Alcaraz, numeri da fenomeno

Un fenomeno. Con numeri da fenomeno. Prima semifinale sull’erba dei Championships a venti anni, primo titolo Slam a 19 (US Open 2022), numero uno ormai da 27 settimane complessive. Più di Nadal, il suo idolo numero due. Molto più di Federer, l’idolo da sempre amato. Rune, l’altro ventenne, s’inchina. Ha dato battaglia per un solo set, e si è spento sul più bello, concedendo il tie break su un doppio fallo, poi allo stesso modo anche il break nella seconda frazione. Troppo poco, contro Alcaraz, che dopo aver superato lo scoglio del primo set è corso via felice senza più sussulti né contraccolpi, fino ai 4 match point (il primo sul 5-3 del terzo, gli altri sul 5-4 con Alcaraz alla battuta) che hanno dischiuso le porte alla semifinale con Medvedev. «L’ho incontrato due volte, il russo, la prima proprio qui, a Wimbledon», racconta Carlitos, «e mi dette una stesa che ancora ricordo. Poi l’ho battuto a Indian Wells, quest’anno. È un grande campione e sa giocare bene sull’erba. Sarà una semifinale importante, come lo era questo quarto cui sono giunto nervosissimo. Ma Rune lo conosco bene, abbiamo percorso un bel tratto insieme. Siamo amici, anche se in campo è quasi una parola priva di senso».

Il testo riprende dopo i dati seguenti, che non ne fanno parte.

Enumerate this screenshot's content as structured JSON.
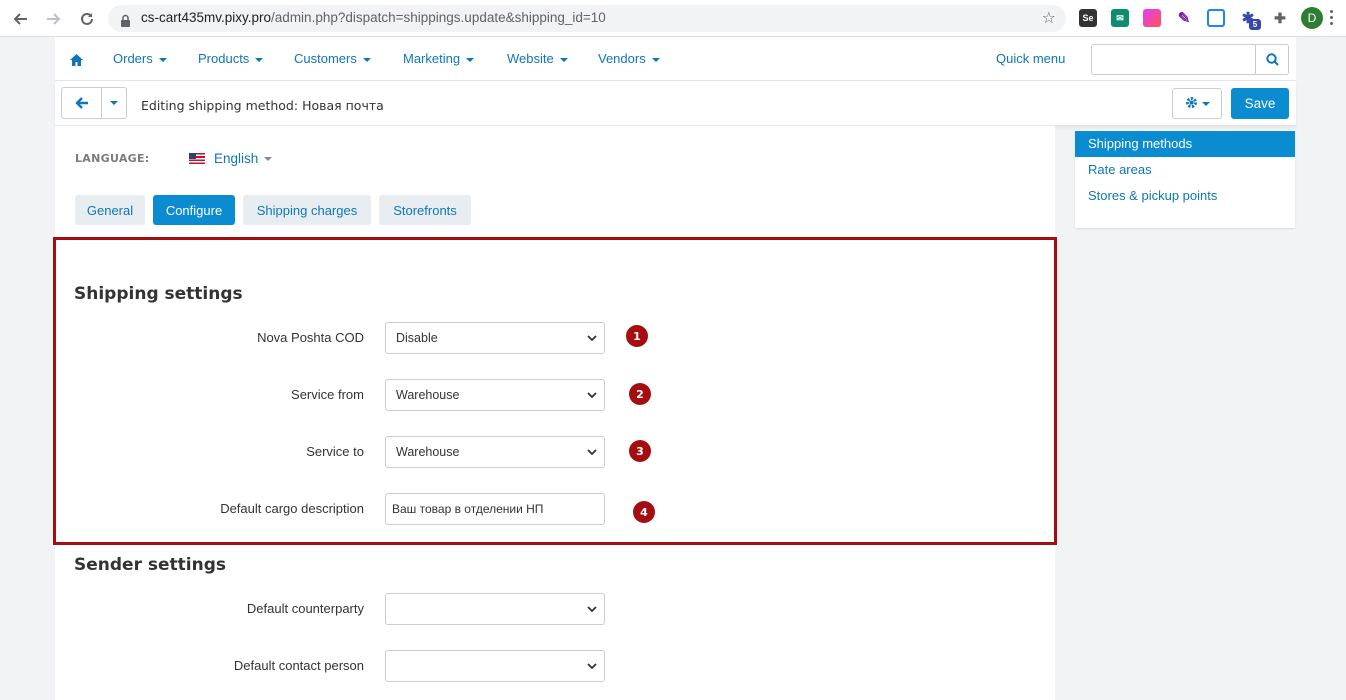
{
  "browser": {
    "url_host": "cs-cart435mv.pixy.pro",
    "url_path": "/admin.php?dispatch=shippings.update&shipping_id=10",
    "profile_initial": "D",
    "extension_badge": "5"
  },
  "nav": {
    "items": [
      "Orders",
      "Products",
      "Customers",
      "Marketing",
      "Website",
      "Vendors"
    ],
    "quick_menu": "Quick menu",
    "search_placeholder": ""
  },
  "toolbar": {
    "title_prefix": "Editing shipping method:",
    "title_name": "Новая почта",
    "save_label": "Save"
  },
  "language": {
    "label": "LANGUAGE:",
    "value": "English"
  },
  "tabs": [
    "General",
    "Configure",
    "Shipping charges",
    "Storefronts"
  ],
  "active_tab": "Configure",
  "shipping_settings": {
    "title": "Shipping settings",
    "fields": [
      {
        "label": "Nova Poshta COD",
        "value": "Disable",
        "badge": "1"
      },
      {
        "label": "Service from",
        "value": "Warehouse",
        "badge": "2"
      },
      {
        "label": "Service to",
        "value": "Warehouse",
        "badge": "3"
      },
      {
        "label": "Default cargo description",
        "value": "Ваш товар в отделении НП",
        "badge": "4"
      }
    ]
  },
  "sender_settings": {
    "title": "Sender settings",
    "fields": [
      {
        "label": "Default counterparty",
        "value": ""
      },
      {
        "label": "Default contact person",
        "value": ""
      }
    ]
  },
  "sidebar": {
    "items": [
      "Shipping methods",
      "Rate areas",
      "Stores & pickup points"
    ]
  },
  "colors": {
    "accent": "#0b8bd0",
    "link": "#0f76b9",
    "highlight_border": "#a50e10"
  }
}
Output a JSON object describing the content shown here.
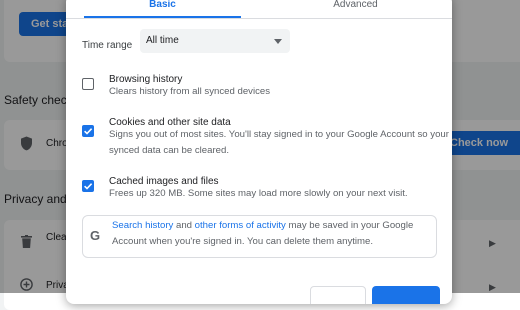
{
  "background": {
    "get_started_button": "Get started",
    "safety_check_heading": "Safety check",
    "safety_check_row_text": "Chrome",
    "check_now_button": "Check now",
    "privacy_heading": "Privacy and security",
    "clear_row_text": "Clear",
    "privacy_row_text": "Privacy"
  },
  "dialog": {
    "tabs": {
      "basic": "Basic",
      "advanced": "Advanced"
    },
    "time_range": {
      "label": "Time range",
      "value": "All time"
    },
    "options": [
      {
        "title": "Browsing history",
        "description": "Clears history from all synced devices",
        "checked": false
      },
      {
        "title": "Cookies and other site data",
        "description": "Signs you out of most sites. You'll stay signed in to your Google Account so your synced data can be cleared.",
        "checked": true
      },
      {
        "title": "Cached images and files",
        "description": "Frees up 320 MB. Some sites may load more slowly on your next visit.",
        "checked": true
      }
    ],
    "info": {
      "link1": "Search history",
      "and": " and ",
      "link2": "other forms of activity",
      "rest": " may be saved in your Google Account when you're signed in. You can delete them anytime.",
      "icon": "google-g-icon"
    }
  },
  "colors": {
    "accent": "#1a73e8",
    "text": "#202124",
    "secondary_text": "#5f6368",
    "divider": "#dadce0"
  }
}
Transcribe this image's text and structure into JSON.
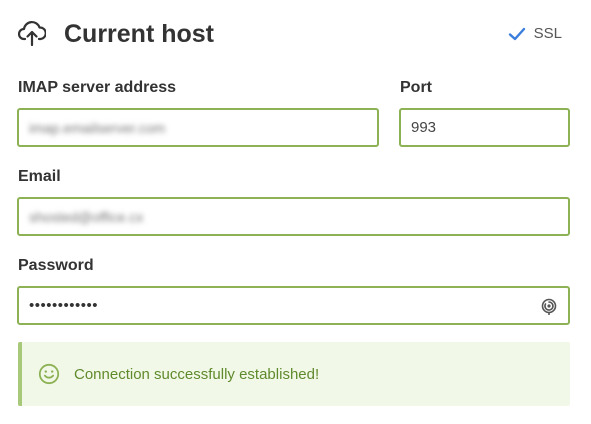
{
  "header": {
    "title": "Current host",
    "icon": "cloud-upload-icon"
  },
  "ssl": {
    "label": "SSL",
    "checked": true,
    "color": "#3b7ddd"
  },
  "form": {
    "imap": {
      "label": "IMAP server address",
      "value": "imap.emailserver.com"
    },
    "port": {
      "label": "Port",
      "value": "993"
    },
    "email": {
      "label": "Email",
      "value": "shosted@office.cx"
    },
    "password": {
      "label": "Password",
      "value": "••••••••••••"
    }
  },
  "status": {
    "message": "Connection successfully established!",
    "icon": "smile-icon",
    "accent": "#8db255"
  }
}
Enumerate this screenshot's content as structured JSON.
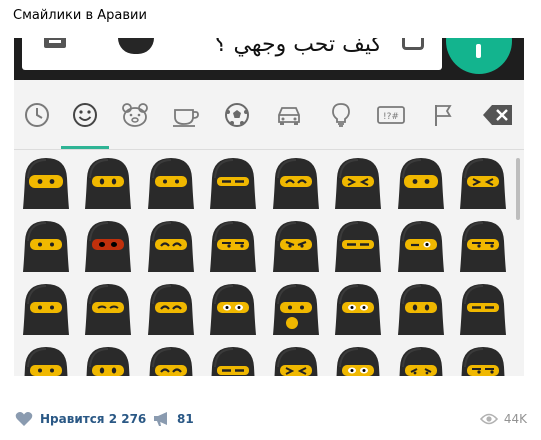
{
  "post": {
    "title": "Смайлики в Аравии"
  },
  "message_bar": {
    "text": "كيف تحب وجهي ؟",
    "mic_color": "#13b48e"
  },
  "emoji_tabs": [
    {
      "icon": "clock-icon"
    },
    {
      "icon": "smiley-icon",
      "selected": true
    },
    {
      "icon": "bear-icon"
    },
    {
      "icon": "cup-icon"
    },
    {
      "icon": "soccer-ball-icon"
    },
    {
      "icon": "car-icon"
    },
    {
      "icon": "lightbulb-icon"
    },
    {
      "icon": "symbols-icon",
      "label": "!?#"
    },
    {
      "icon": "flag-icon"
    },
    {
      "icon": "backspace-icon"
    }
  ],
  "emoji_grid": {
    "rows": [
      [
        "niqab-wide-eyes",
        "niqab-open-eyes",
        "niqab-neutral-eyes",
        "niqab-narrow-eyes",
        "niqab-happy-eyes",
        "niqab-squint-eyes",
        "niqab-wide-eyes",
        "niqab-squint-eyes"
      ],
      [
        "niqab-neutral-eyes",
        "niqab-angry-red-eyes",
        "niqab-happy-eyes",
        "niqab-sly-eyes",
        "niqab-frown-eyes",
        "niqab-narrow-eyes",
        "niqab-wink-eyes",
        "niqab-sly-eyes"
      ],
      [
        "niqab-neutral-eyes",
        "niqab-closed-eyes",
        "niqab-happy-eyes",
        "niqab-white-eyes",
        "niqab-thinking",
        "niqab-white-eyes",
        "niqab-open-eyes",
        "niqab-narrow-eyes"
      ],
      [
        "niqab-neutral-eyes",
        "niqab-open-eyes",
        "niqab-happy-eyes",
        "niqab-narrow-eyes",
        "niqab-squint-eyes",
        "niqab-white-eyes",
        "niqab-sad-eyes",
        "niqab-sly-eyes"
      ]
    ]
  },
  "footer": {
    "like_label": "Нравится",
    "like_count": "2 276",
    "repost_count": "81",
    "views": "44K"
  }
}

Alcaraz, un tennis che fa pensare

È un tennis che fa pensare quello di Rune e Alcaraz. Il tennis dei quarant’anni in due non conosce la solitudine. La teme, forse nemmeno la concepisce. Di sicuro non la sopporta. Condivide le scelte tattiche in un continuo, a volte stralunato conversario con il box dei rispettivi consigli di amministrazione. Sono nati tennisti-aziende, e finiranno per cambiare il tennis. Forse già lo stanno facendo. Non importa spiegare che il nostro sport ha sempre imposto ai suoi protagonisti, e di sicuro continuerà a farlo, di assumersi la responsabilità delle scelte sul campo, momenti in cui si è a tu per tu con l’avversario e occorre chiedersi - in solitudine, appunto - che cosa sia giusto, e meglio, fare. Inutile, i quarantenni in due non se ne danno per inteso. Ogni colpo è l’occasione per proseguire il dialogo con il loro seguito di coach, fisioterapisti, manager, genitori. Il Consiglio di Amministrazione, appunto. Costretti a seguire la partita quasi fossero in campo anche loro, i consiglieri, sudati, spettinati, con il fiatone. Carlos Alcaraz e Holger Rune sono instancabili nelle richieste di continue correzioni da apportare al tracciato del match studiato a tavolino. Alla fine, l’idea migliore, il consiglio, l’esortazione condivisa al momento giusto, è probabile che si rivelerà vincente. Ma sarebbe difficile ritenerla farina del loro sacco. Non quello di Carlos, e nemmeno quello del giovane Holger.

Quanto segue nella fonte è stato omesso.